Something that always bothered me while programming with WvStreams was how everything had to be a stream. Well, I actually, I had demonstrated how it could be avoided, but it was a rather contrived idea where there was a free-floating object, not clearly owned by anyone, but which registered with the close callback of a stream, where it then committed "suicide". Sort of worked, but explaining it to people was a pain, and there was much opportunity to get it wrong...

Hand in hand with this, I was thinking about a next-generation event-driven API, where the lowest level would use XPLC interfaces, so that the various participants could be of different origins and not necessarily have to link with the exact same libraries. The event dispatcher would take an interface pointer to call back into, and I was contemplating whether this should be a strong or a weak reference.

In the WvStreams style, it would be a strong reference, making the fact that an object is waiting for an event extend its lifetime. This can make things rapidly confusing, since this would require an out-of-band method to tell the stream to un-register itself from the event dispatcher, which would then cause it to die. Correction, it could be a strong reference, but could be a weak one just as well, where un-registering might or might not cause it to die. That's a whole lot more maybes than what I'm comfortable with when it comes to a maintainable ownership model (I can usually make sense of what I wrote, but people coming in my code afterward have to read up a lot of code to know what's going on for sure). But having a global object that's closely involved (the event dispatcher) to deal with the ownership is handy...

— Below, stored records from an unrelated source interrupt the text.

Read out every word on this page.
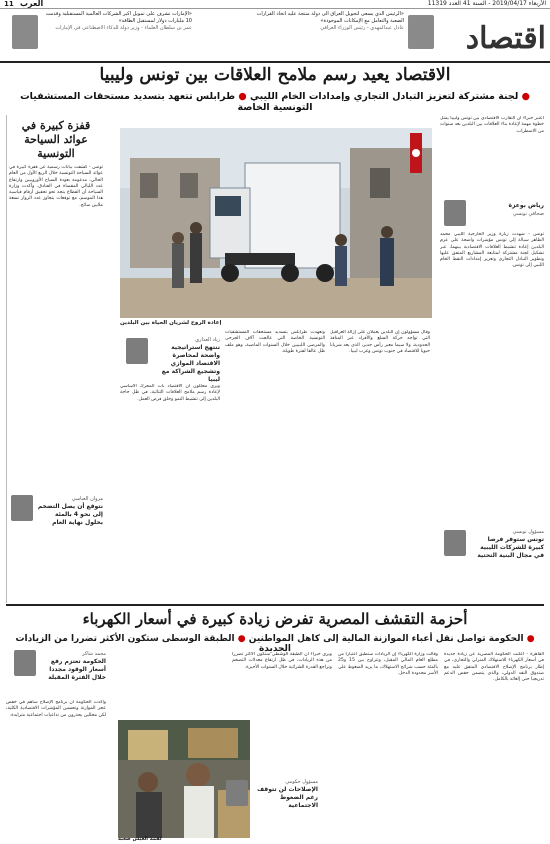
11 العرب	الأربعاء 2019/04/17 - السنة 41 العدد 11319
اقتصاد
«الرئيس الذي يسعى لتحويل العراق الى دولة منتجة عليه اتخاذ القرارات الصعبة والتعامل مع الإمكانات الموجودة»
عادل عبدالمهدي - رئيس الوزراء العراقي
«الإمارات تشرف على تمويل أكبر الشركات العالمية المستقبلية وقدمت 10 مليارات دولار لمستقبل الطاقة»
عمر بن سلطان العلماء - وزير دولة للذكاء الاصطناعي في الإمارات
الاقتصاد يعيد رسم ملامح العلاقات بين تونس وليبيا
● لجنة مشتركة لتعزيز التبادل التجاري وإمدادات الخام الليبي ● طرابلس تتعهد بتسديد مستحقات المستشفيات التونسية الخاصة
إعادة الروح لشريان الحياة بين البلدين
اعتبر خبراء أن التقارب الاقتصادي بين تونس وليبيا يمثل خطوة مهمة لإعادة بناء العلاقات بين البلدين بعد سنوات من الاضطراب.
رياض بوعزة
صحافي تونسي
تونس - شهدت زيارة وزير الخارجية الليبي محمد الطاهر سيالة إلى تونس مؤشرات واضحة على عزم البلدين إعادة تنشيط العلاقات الاقتصادية بينهما، عبر تشكيل لجنة مشتركة لمتابعة المشاريع المتفق عليها وتطوير التبادل التجاري وتعزيز إمدادات النفط الخام الليبي إلى تونس.
وقال مسؤولون إن البلدين يعملان على إزالة العراقيل التي تواجه حركة السلع والأفراد عبر المنافذ الحدودية، ولا سيما معبر رأس جدير، الذي يعد شريانا حيويا للاقتصاد في جنوب تونس وغرب ليبيا.
وتعهدت طرابلس بتسديد مستحقات المستشفيات التونسية الخاصة التي عالجت آلاف الجرحى والمرضى الليبيين خلال السنوات الماضية، وهو ملف ظل عالقا لفترة طويلة.
زياد العذاري
ننتهج استراتيجية واضحة لمحاصرة الاقتصاد الموازي وتشجيع الشراكة مع ليبيا
ويرى محللون أن الاقتصاد بات المحرك الأساسي لإعادة رسم ملامح العلاقات الثنائية، في ظل حاجة البلدين إلى تنشيط النمو وخلق فرص العمل.
مسؤول تونسي
تونس ستوفر فرصا كبيرة للشركات الليبية في مجال البنية التحتية
قفزة كبيرة في عوائد السياحة التونسية
تونس - كشفت بيانات رسمية عن قفزة كبيرة في عوائد السياحة التونسية خلال الربع الأول من العام الحالي، مدعومة بعودة السياح الأوروبيين وارتفاع عدد الليالي المقضاة في الفنادق. وأكدت وزارة السياحة أن القطاع يتجه نحو تحقيق أرقام قياسية هذا الموسم، مع توقعات بتجاوز عدد الزوار تسعة ملايين سائح.
مروان العباسي
نتوقع أن يصل التضخم إلى نحو 4 بالمئة بحلول نهاية العام
أحزمة التقشف المصرية تفرض زيادة كبيرة في أسعار الكهرباء
● الحكومة تواصل نقل أعباء الموازنة المالية إلى كاهل المواطنين ● الطبقة الوسطى ستكون الأكثر تضررا من الزيادات الجديدة
القاهرة - أعلنت الحكومة المصرية عن زيادة جديدة في أسعار الكهرباء للاستهلاك المنزلي والتجاري، في إطار برنامج الإصلاح الاقتصادي المتفق عليه مع صندوق النقد الدولي، والذي يتضمن خفض الدعم تدريجيا حتى إلغائه بالكامل.
وقالت وزارة الكهرباء إن الزيادات ستطبق اعتبارا من مطلع العام المالي المقبل، وتتراوح بين 15 و25 بالمئة حسب شرائح الاستهلاك، ما يزيد الضغوط على الأسر محدودة الدخل.
ويرى خبراء أن الطبقة الوسطى ستكون الأكثر تضررا من هذه الزيادات، في ظل ارتفاع معدلات التضخم وتراجع القدرة الشرائية خلال السنوات الأخيرة.
وأكدت الحكومة أن برنامج الإصلاح ساهم في خفض عجز الموازنة وتحسين المؤشرات الاقتصادية الكلية، لكن محللين يحذرون من تداعيات اجتماعية متزايدة.
لقمة العيش صعبة
محمد شاكر
الحكومة تعتزم رفع أسعار الوقود مجددا خلال الفترة المقبلة
مسؤول حكومي
الإصلاحات لن تتوقف رغم الضغوط الاجتماعية
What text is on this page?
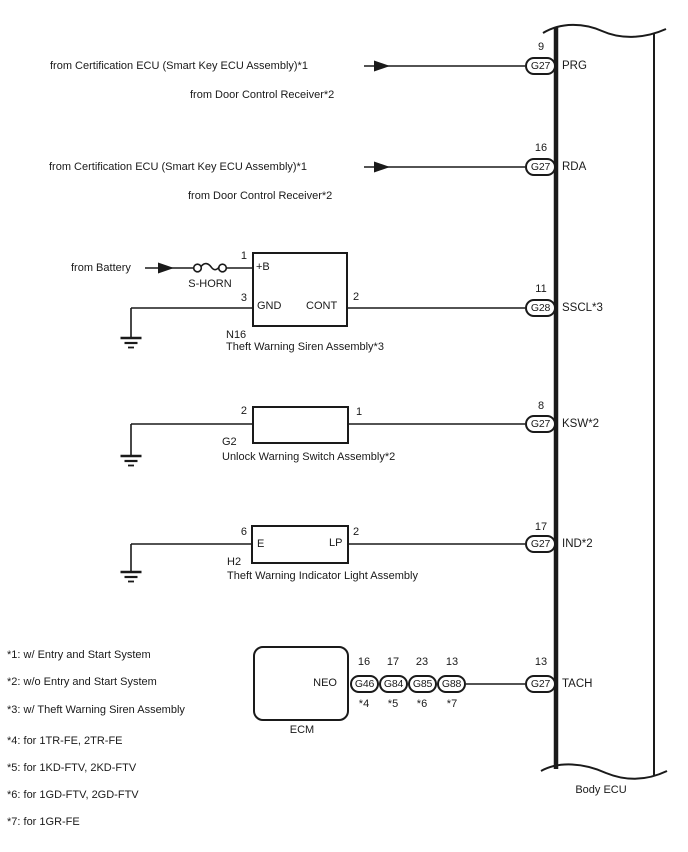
from Certification ECU (Smart Key ECU Assembly)*1
from Door Control Receiver*2
from Certification ECU (Smart Key ECU Assembly)*1
from Door Control Receiver*2
from Battery
S-HORN
1
+B
3
GND CONT
2
N16
Theft Warning Siren Assembly*3
2	1
G2
Unlock Warning Switch Assembly*2
6
E	LP
2
H2
Theft Warning Indicator Light Assembly
NEO
ECM
16	17	23	13
G46 G84 G85 G88
*4	*5	*6	*7
9
G27	PRG
16
G27	RDA
11
G28	SSCL*3
8
G27	KSW*2
17
G27	IND*2
13
G27	TACH
Body ECU
*1: w/ Entry and Start System
*2: w/o Entry and Start System
*3: w/ Theft Warning Siren Assembly
*4: for 1TR-FE, 2TR-FE
*5: for 1KD-FTV, 2KD-FTV
*6: for 1GD-FTV, 2GD-FTV
*7: for 1GR-FE
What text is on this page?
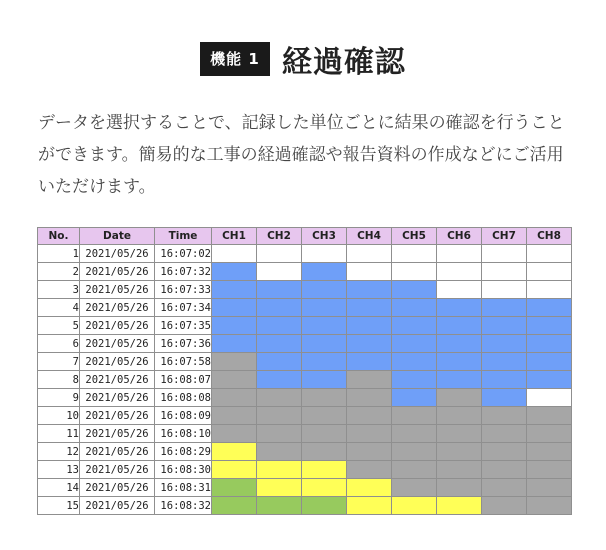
機能 1 経過確認

データを選択することで、記録した単位ごとに結果の確認を行うことができます。簡易的な工事の経過確認や報告資料の作成などにご活用いただけます。

No.	Date	Time	CH1	CH2	CH3	CH4	CH5	CH6	CH7	CH8
1	2021/05/26	16:07:02								
2	2021/05/26	16:07:32								
3	2021/05/26	16:07:33								
4	2021/05/26	16:07:34								
5	2021/05/26	16:07:35								
6	2021/05/26	16:07:36								
7	2021/05/26	16:07:58								
8	2021/05/26	16:08:07								
9	2021/05/26	16:08:08								
10	2021/05/26	16:08:09								
11	2021/05/26	16:08:10								
12	2021/05/26	16:08:29								
13	2021/05/26	16:08:30								
14	2021/05/26	16:08:31								
15	2021/05/26	16:08:32								
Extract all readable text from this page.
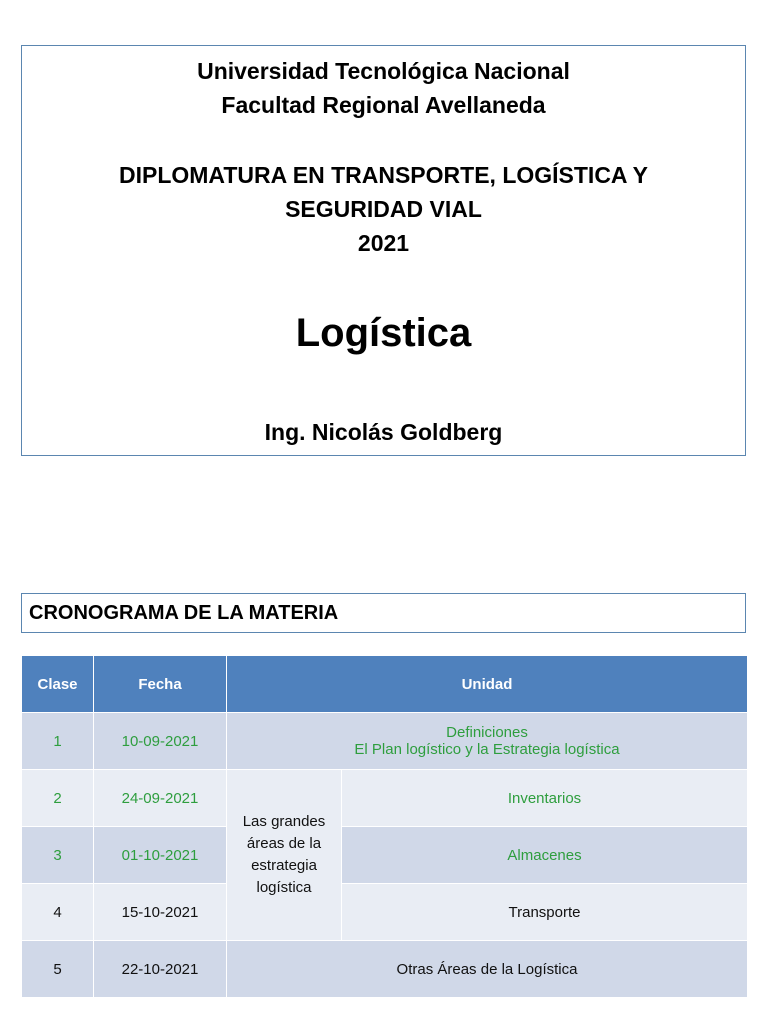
Universidad Tecnológica Nacional
Facultad Regional Avellaneda
DIPLOMATURA EN TRANSPORTE, LOGÍSTICA Y
SEGURIDAD VIAL
2021
Logística
Ing. Nicolás Goldberg
CRONOGRAMA DE LA MATERIA
Clase	Fecha	Unidad	
1	10-09-2021	Definiciones
El Plan logístico y la Estrategia logística	

2	24-09-2021	Las grandes áreas de la estrategia logística	Inventarios
3	01-10-2021		Almacenes
4	15-10-2021		Transporte
5	22-10-2021	Otras Áreas de la Logística	
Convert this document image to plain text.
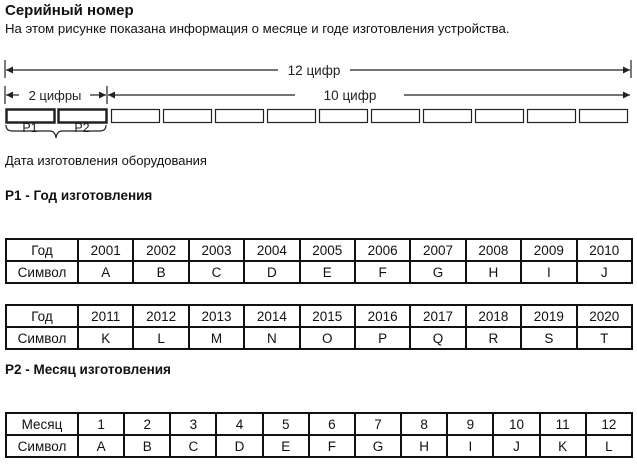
Серийный номер
На этом рисунке показана информация о месяце и годе изготовления устройства.
12 цифр
2 цифры	10 цифр
P1	P2
Дата изготовления оборудования
P1 - Год изготовления
Год	2001	2002	2003	2004	2005	2006	2007	2008	2009	2010
Символ	A	B	C	D	E	F	G	H	I	J
Год	2011	2012	2013	2014	2015	2016	2017	2018	2019	2020
Символ	K	L	M	N	O	P	Q	R	S	T
P2 - Месяц изготовления
Месяц	1	2	3	4	5	6	7	8	9	10	11	12
Символ	A	B	C	D	E	F	G	H	I	J	K	L
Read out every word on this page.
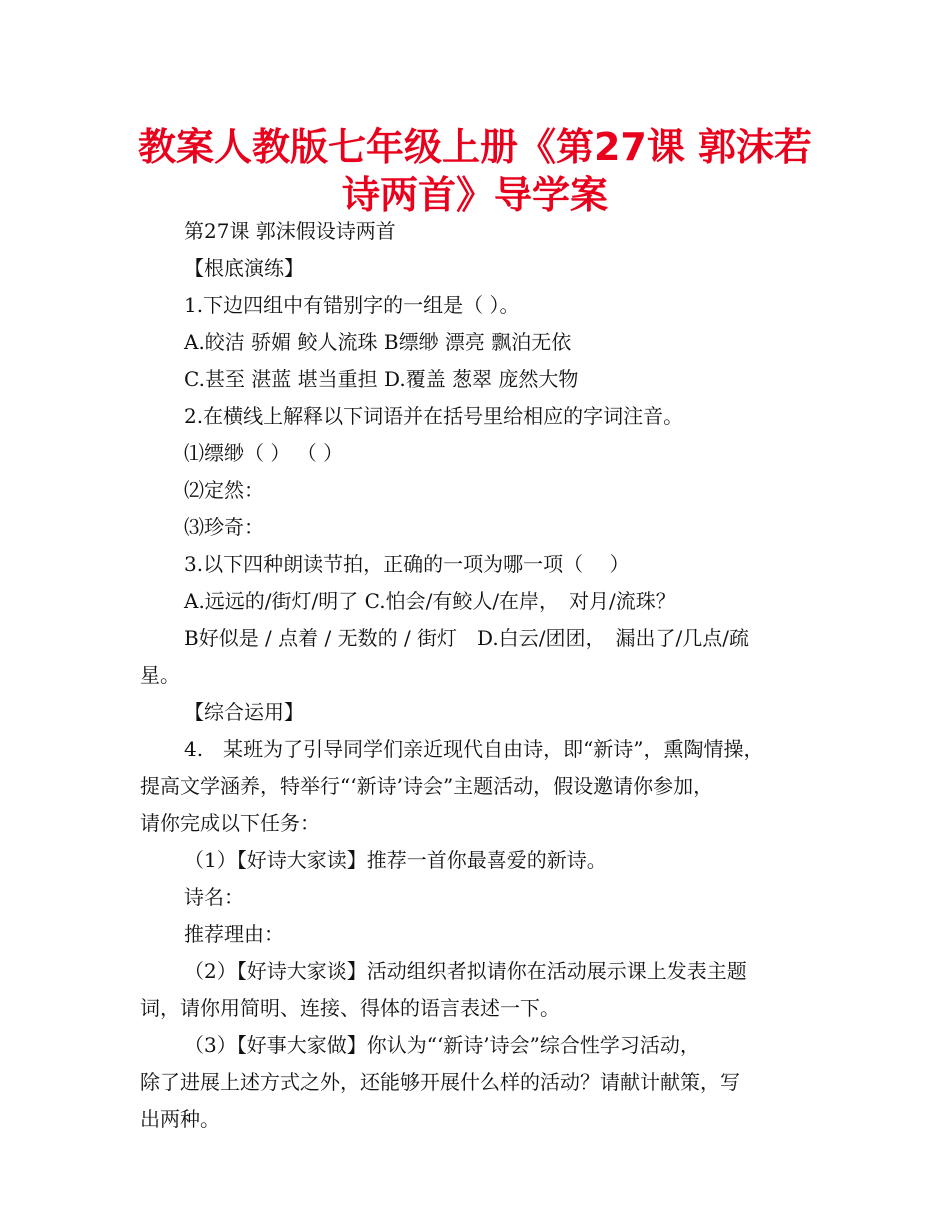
教案人教版七年级上册《第27课 郭沫若
诗两首》导学案
第27课 郭沫假设诗两首
【根底演练】
1.下边四组中有错别字的一组是（ ）。
A.皎洁 骄媚 鲛人流珠 B缥缈 漂亮 飘泊无依
C.甚至 湛蓝 堪当重担 D.覆盖 葱翠 庞然大物
2.在横线上解释以下词语并在括号里给相应的字词注音。
⑴缥缈（ ） （ ）
⑵定然：
⑶珍奇：
3.以下四种朗读节拍，正确的一项为哪一项（　 ）
A.远远的/街灯/明了 C.怕会/有鲛人/在岸，　对月/流珠？
B好似是 / 点着 / 无数的 / 街灯　D.白云/团团，　漏出了/几点/疏
星。
【综合运用】
4.　某班为了引导同学们亲近现代自由诗，即“新诗”，熏陶情操，
提高文学涵养，特举行“‘新诗’诗会”主题活动，假设邀请你参加，
请你完成以下任务：
（1）【好诗大家读】推荐一首你最喜爱的新诗。
诗名：
推荐理由：
（2）【好诗大家谈】活动组织者拟请你在活动展示课上发表主题
词，请你用简明、连接、得体的语言表述一下。
（3）【好事大家做】你认为“‘新诗’诗会”综合性学习活动，
除了进展上述方式之外，还能够开展什么样的活动？请献计献策，写
出两种。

Another thing that was handy was how the WvIStreamList could help with identifying streams, and help debug problems with them (largely thanks to the work of pzion!). Having as much information about the objects involved is very useful in a complex server, since any number of things could be happening concurrently, and just knowing that it was a crash in the method WvStream::post_select isn't exactly useful, when it is part of just about every object in the system! So, another important attribute is observability and debuggability.

So I had an idea that I think could be an improvement on all accounts. Registering for events is a weak reference, always, but I add a separate "task" concept. Tasks provide a context for a certain processing, and they are a bit like processes in a Unix system, which do not directly have owners other than themselves (they can exit) and the kernel (they can be killed). They provide the strong ownership for the streams that the event dispatcher wouldn't assume anymore. When creating then, they would be able to identify themselves better, being able to list them, and parentage information. Concretely, in C++ terms, the Task class would be what people would derive all the time, instead of deriving WvStreams to make decidedly non-stream things just in order to get the lifetime managed properly. This is similar to my contrived hack, but with observability and a uniform lifetime model thrown in, which was sorely missing.

As a side-note, I think TR1's shared_ptr, weak_ptr and friends are pretty damned sweet. I'm aware this might come off as pretty radical, but I think we should get on with the times and get rid of most raw pointers in C++ programming.

I'll have to go and do some prototyping of this to see if I'm delusional again.